I started studying the scripture in Hebrew and Greek a little over a year ago, and I am amazed by the way that it has made me grow in such a short period of time. Many times it felt like this careful and rigid means of reading the Bible in its rawest form is and should be the only way that everyone should read the Bible.

Out of pure devotion, I started encouraging more and more believers to do the same, giving them passages to study in their original language and exercises to help them squeeze more out of the scripture. Much to my surprise, it didn't work out too well for a very large chunk of Bible readers I was teaching.

Out of ignorance, I quickly judged that maybe those who didn't enjoy the careful study of the Bible weren't just hungry enough for God or just weren't "Christian" enough to do it. Never was I more wrong and flawed in my thinking.

It's not in everyone's nature

Many people who move in the gifts of teaching, exhortation and knowledge love to read the Bible for all its worth and get excited with the careful study of the Bible in its original language. If the idea of reading Bible in that manner excites you then I strongly encourage that you continue to do so.

However, to expect everyone to fall in love with God's word in that way would not only be unfair but also judgmental and narrow-minded. 1 Corinthians 12:20 reminds us, "As it is, there are many parts, yet one body."

And as the members of the body of Christ have different functions, they also have different ways of doing things -- doing ministry, discipleship, life and even devotions.

Whatever leads you closest to God

Philippians 4:8 says, "Finally, brothers, whatever is true, whatever is honorable, whatever is just, whatever is pure, whatever is lovely, whatever is commendable, if there is any excellence, if there is anything worthy of praise, think about these things."

The thing is commendability, excellence and praise-worthiness can look different for many people. In the area of Bible reading, it may be simply digesting the Bible as a love letter or breaking it down the way a lawyer would break down an article. In whatever way God has wired you, do it that way. Do not force something that does not lead you closer to God and only draws you away from enjoying Him and His presence.
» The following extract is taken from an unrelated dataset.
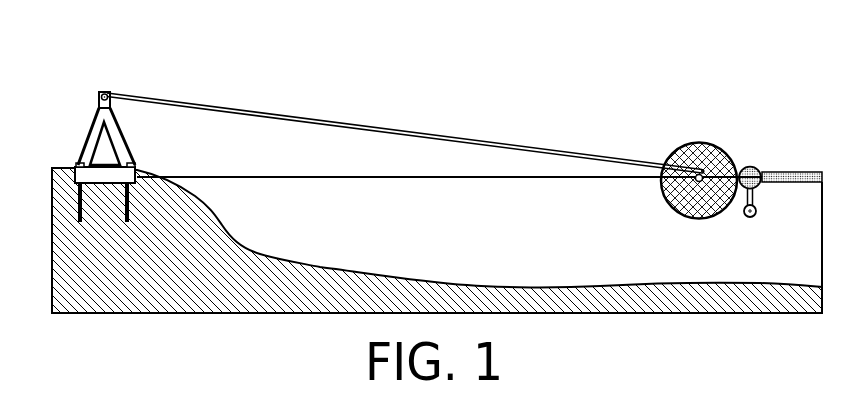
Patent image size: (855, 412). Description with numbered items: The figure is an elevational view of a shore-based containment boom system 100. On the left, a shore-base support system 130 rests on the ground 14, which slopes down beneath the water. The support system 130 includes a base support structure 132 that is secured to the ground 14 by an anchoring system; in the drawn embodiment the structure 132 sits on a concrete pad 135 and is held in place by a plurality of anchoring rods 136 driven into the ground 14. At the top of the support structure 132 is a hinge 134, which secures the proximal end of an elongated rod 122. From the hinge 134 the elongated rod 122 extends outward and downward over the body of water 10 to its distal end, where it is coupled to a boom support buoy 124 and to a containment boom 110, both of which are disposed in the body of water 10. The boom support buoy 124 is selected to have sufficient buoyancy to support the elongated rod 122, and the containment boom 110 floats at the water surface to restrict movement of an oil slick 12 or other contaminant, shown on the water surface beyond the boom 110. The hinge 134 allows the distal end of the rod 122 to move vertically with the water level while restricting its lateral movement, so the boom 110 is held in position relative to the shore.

It's not what you know, but what you do with what you know

More importantly, the healthiest form of Bible reading is that which leads you to higher levels of practice, not higher levels of knowledge. As important as knowledge and enlightenment is, all these things mean nothing if we do not apply it in our lives. So if studying the Bible in Hebrew and Greek helps you bring more application to your life, go for it.

Philippians 4:8 tells us, "What you have learned and received and heard and seen in me—practice these things, and the God of peace will be with you."